LIMITATION OF LIABILITY

EXCEPT AS PROVIDED IN THIS WARRANTY AND TO THE MAXIMUM EXTENT PERMITTED BY LAW, CIONIC IS NOT RESPONSIBLE FOR DIRECT, SPECIAL, INCIDENTAL, OR CONSEQUENTIAL DAMAGES RESULTING FROM ANY BREACH OF WARRANTY OR CONDITION, OR UNDER ANY OTHER LEGAL THEORY, INCLUDING BUT NOT LIMITED TO LOSS OF USE; LOSS OF REVENUE; LOSS OF ACTUAL OR ANTICIPATED PROFITS (INCLUDING LOSS OF PROFITS ON CONTRACTS); LOSS OF THE USE OF MONEY; LOSS OF ANTICIPATED SAVINGS; LOSS OF BUSINESS; LOSS OF OPPORTUNITY; LOSS OF GOODWILL; LOSS OF REPUTATION.

THE FOREGOING LIMITATION SHALL NOT APPLY TO DEATH OR PERSONAL INJURY CLAIMS, OR ANY STATUTORY LIABILITY FOR INTENTIONAL AND GROSS NEGLIGENT ACTS AND/OR OMISSIONS. SOME STATES DO NOT ALLOW THE EXCLUSION OR LIMITATION OF INCIDENTAL OR CONSEQUENTIAL DAMAGES, SO THE ABOVE LIMITATION OR EXCLUSION MAY NOT APPLY TO YOU.

GENERAL

No employee is authorized to make any modification, extension, or addition to this Warranty. If any term is held to be illegal or unenforceable, the legality or enforceability of the remaining terms shall not be affected or impaired. This Warranty is governed by and construed under the laws of the state of California.
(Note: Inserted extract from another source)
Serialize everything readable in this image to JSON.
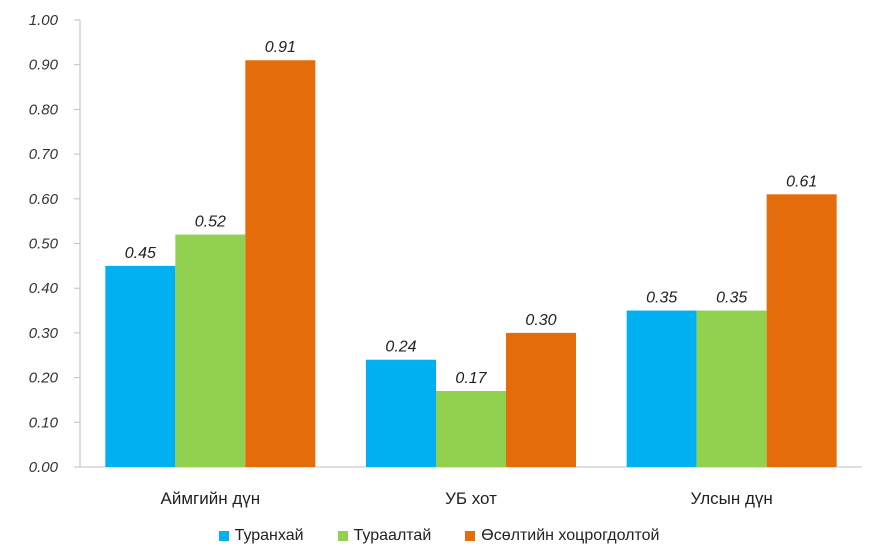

Addendum to the Cionic Terms of Service: November 2024 Promotion Terms

  1. Promotion Eligibility and Duration

    This promotion (“Promotion”) is available to new customers who place an order for the Cionic Neural Sleeve between October 29th and November 30th, 2024 (“Promotion Period”). Customers eligible for this Promotion (“Eligible Customers”) may return the Neural Sleeve for a full refund within thirty (30) days of the onboarding date, provided they meet the return conditions outlined below.
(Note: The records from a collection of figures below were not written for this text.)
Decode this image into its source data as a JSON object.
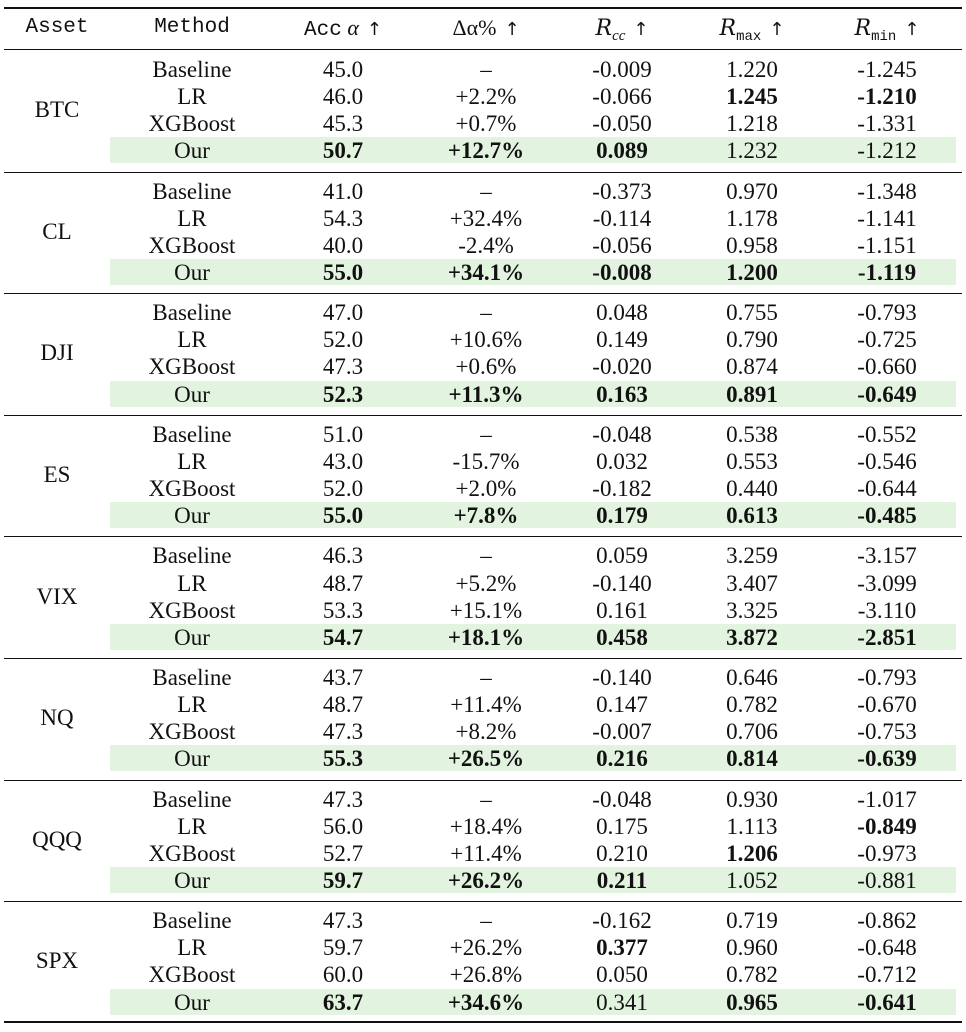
{
  "header": {
    "asset": "Asset",
    "method": "Method",
    "acc": "Acc",
    "acc_symbol": "α",
    "delta": "Δα%",
    "rcc": "R",
    "rcc_sub": "cc",
    "rmax": "R",
    "rmax_sub": "max",
    "rmin": "R",
    "rmin_sub": "min",
    "arrow": "↑"
  },
  "highlight_color": "#e2f3df",
  "groups": [
    {
      "asset": "BTC",
      "rows": [
        {
          "cells": [
            "Baseline",
            "45.0",
            "–",
            "-0.009",
            "1.220",
            "-1.245"
          ],
          "bold": []
        },
        {
          "cells": [
            "LR",
            "46.0",
            "+2.2%",
            "-0.066",
            "1.245",
            "-1.210"
          ],
          "bold": [
            4,
            5
          ]
        },
        {
          "cells": [
            "XGBoost",
            "45.3",
            "+0.7%",
            "-0.050",
            "1.218",
            "-1.331"
          ],
          "bold": []
        },
        {
          "cells": [
            "Our",
            "50.7",
            "+12.7%",
            "0.089",
            "1.232",
            "-1.212"
          ],
          "bold": [
            1,
            2,
            3
          ]
        }
      ]
    },
    {
      "asset": "CL",
      "rows": [
        {
          "cells": [
            "Baseline",
            "41.0",
            "–",
            "-0.373",
            "0.970",
            "-1.348"
          ],
          "bold": []
        },
        {
          "cells": [
            "LR",
            "54.3",
            "+32.4%",
            "-0.114",
            "1.178",
            "-1.141"
          ],
          "bold": []
        },
        {
          "cells": [
            "XGBoost",
            "40.0",
            "-2.4%",
            "-0.056",
            "0.958",
            "-1.151"
          ],
          "bold": []
        },
        {
          "cells": [
            "Our",
            "55.0",
            "+34.1%",
            "-0.008",
            "1.200",
            "-1.119"
          ],
          "bold": [
            1,
            2,
            3,
            4,
            5
          ]
        }
      ]
    },
    {
      "asset": "DJI",
      "rows": [
        {
          "cells": [
            "Baseline",
            "47.0",
            "–",
            "0.048",
            "0.755",
            "-0.793"
          ],
          "bold": []
        },
        {
          "cells": [
            "LR",
            "52.0",
            "+10.6%",
            "0.149",
            "0.790",
            "-0.725"
          ],
          "bold": []
        },
        {
          "cells": [
            "XGBoost",
            "47.3",
            "+0.6%",
            "-0.020",
            "0.874",
            "-0.660"
          ],
          "bold": []
        },
        {
          "cells": [
            "Our",
            "52.3",
            "+11.3%",
            "0.163",
            "0.891",
            "-0.649"
          ],
          "bold": [
            1,
            2,
            3,
            4,
            5
          ]
        }
      ]
    },
    {
      "asset": "ES",
      "rows": [
        {
          "cells": [
            "Baseline",
            "51.0",
            "–",
            "-0.048",
            "0.538",
            "-0.552"
          ],
          "bold": []
        },
        {
          "cells": [
            "LR",
            "43.0",
            "-15.7%",
            "0.032",
            "0.553",
            "-0.546"
          ],
          "bold": []
        },
        {
          "cells": [
            "XGBoost",
            "52.0",
            "+2.0%",
            "-0.182",
            "0.440",
            "-0.644"
          ],
          "bold": []
        },
        {
          "cells": [
            "Our",
            "55.0",
            "+7.8%",
            "0.179",
            "0.613",
            "-0.485"
          ],
          "bold": [
            1,
            2,
            3,
            4,
            5
          ]
        }
      ]
    },
    {
      "asset": "VIX",
      "rows": [
        {
          "cells": [
            "Baseline",
            "46.3",
            "–",
            "0.059",
            "3.259",
            "-3.157"
          ],
          "bold": []
        },
        {
          "cells": [
            "LR",
            "48.7",
            "+5.2%",
            "-0.140",
            "3.407",
            "-3.099"
          ],
          "bold": []
        },
        {
          "cells": [
            "XGBoost",
            "53.3",
            "+15.1%",
            "0.161",
            "3.325",
            "-3.110"
          ],
          "bold": []
        },
        {
          "cells": [
            "Our",
            "54.7",
            "+18.1%",
            "0.458",
            "3.872",
            "-2.851"
          ],
          "bold": [
            1,
            2,
            3,
            4,
            5
          ]
        }
      ]
    },
    {
      "asset": "NQ",
      "rows": [
        {
          "cells": [
            "Baseline",
            "43.7",
            "–",
            "-0.140",
            "0.646",
            "-0.793"
          ],
          "bold": []
        },
        {
          "cells": [
            "LR",
            "48.7",
            "+11.4%",
            "0.147",
            "0.782",
            "-0.670"
          ],
          "bold": []
        },
        {
          "cells": [
            "XGBoost",
            "47.3",
            "+8.2%",
            "-0.007",
            "0.706",
            "-0.753"
          ],
          "bold": []
        },
        {
          "cells": [
            "Our",
            "55.3",
            "+26.5%",
            "0.216",
            "0.814",
            "-0.639"
          ],
          "bold": [
            1,
            2,
            3,
            4,
            5
          ]
        }
      ]
    },
    {
      "asset": "QQQ",
      "rows": [
        {
          "cells": [
            "Baseline",
            "47.3",
            "–",
            "-0.048",
            "0.930",
            "-1.017"
          ],
          "bold": []
        },
        {
          "cells": [
            "LR",
            "56.0",
            "+18.4%",
            "0.175",
            "1.113",
            "-0.849"
          ],
          "bold": [
            5
          ]
        },
        {
          "cells": [
            "XGBoost",
            "52.7",
            "+11.4%",
            "0.210",
            "1.206",
            "-0.973"
          ],
          "bold": [
            4
          ]
        },
        {
          "cells": [
            "Our",
            "59.7",
            "+26.2%",
            "0.211",
            "1.052",
            "-0.881"
          ],
          "bold": [
            1,
            2,
            3
          ]
        }
      ]
    },
    {
      "asset": "SPX",
      "rows": [
        {
          "cells": [
            "Baseline",
            "47.3",
            "–",
            "-0.162",
            "0.719",
            "-0.862"
          ],
          "bold": []
        },
        {
          "cells": [
            "LR",
            "59.7",
            "+26.2%",
            "0.377",
            "0.960",
            "-0.648"
          ],
          "bold": [
            3
          ]
        },
        {
          "cells": [
            "XGBoost",
            "60.0",
            "+26.8%",
            "0.050",
            "0.782",
            "-0.712"
          ],
          "bold": []
        },
        {
          "cells": [
            "Our",
            "63.7",
            "+34.6%",
            "0.341",
            "0.965",
            "-0.641"
          ],
          "bold": [
            1,
            2,
            4,
            5
          ]
        }
      ]
    }
  ]
}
  2. Refund Conditions To qualify for a full refund under this Promotion:
    • The return request must be initiated in writing to Cionic Customer Support at support@cionic.com within thirty (30) days from the onboarding date.
    • The Neural Sleeve and all accessories must be returned in original condition, without any signs of damage, wear, or misuse.
  3. Return Process

    Upon receipt of the return request, Cionic will provide the Eligible Customer with a prepaid return label and instructions. To qualify for a refund, the product must be shipped back to Cionic within fourteen (14) days of receiving the return label. Cionic reserves the right to inspect the returned items to confirm eligibility for a refund.

  4. Refund Processing

    Refunds will be issued to the original payment method within ten (10) business days after Cionic confirms that the returned items meet the conditions stated in this Addendum. Shipping fees, if applicable to the original order, are non-refundable.
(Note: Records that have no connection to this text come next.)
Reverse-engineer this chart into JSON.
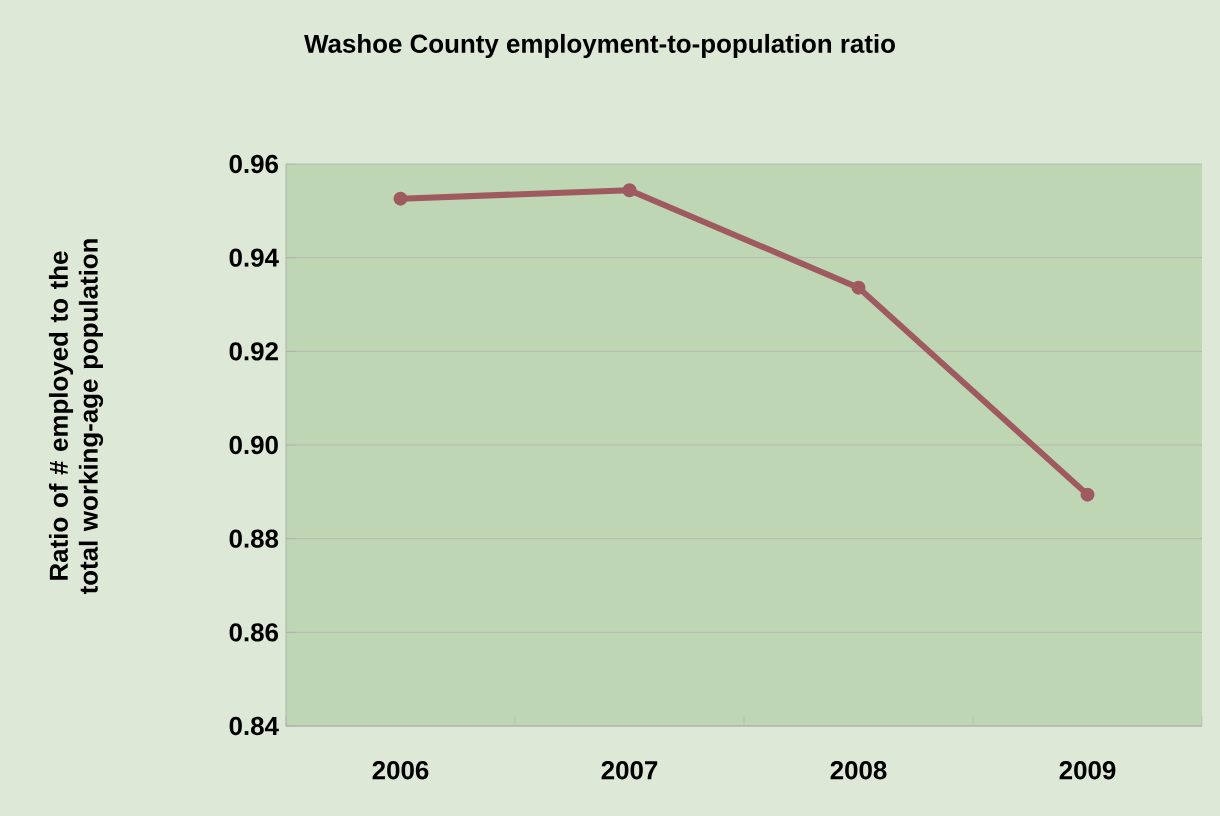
{
  "chart_data": {
    "type": "line",
    "title": "Washoe County employment-to-population ratio",
    "ylabel": "Ratio of # employed to the total working-age population",
    "categories": [
      "2006",
      "2007",
      "2008",
      "2009"
    ],
    "series": [
      {
        "color": "#9e5a5f",
        "values": [
          0.9526,
          0.9544,
          0.9336,
          0.8894
        ]
      }
    ],
    "ylim": [
      0.84,
      0.96
    ],
    "yticks": [
      0.84,
      0.86,
      0.88,
      {
        "value": 0.9,
        "label": "0.90"
      },
      0.92,
      0.94,
      0.96
    ],
    "grid": "y",
    "marker": "circle",
    "line_style": "solid"
  }
}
  5. Exclusions and Limitations This Promotion does not apply to:
    • Existing customers with prior orders of the Neural Sleeve.
    • Orders placed outside the Promotion Period.
    • Returns requested more than thirty (30) days after the onboarding date.
  6. Amendment and Termination

    Cionic reserves the right to amend or terminate this Promotion at its discretion, provided that such changes will not affect the rights of Eligible Customers who placed orders within the Promotion Period.

    This Addendum supplements the Terms of Service and shall prevail in case of any inconsistency between the terms of this Promotion and the general Terms of Service.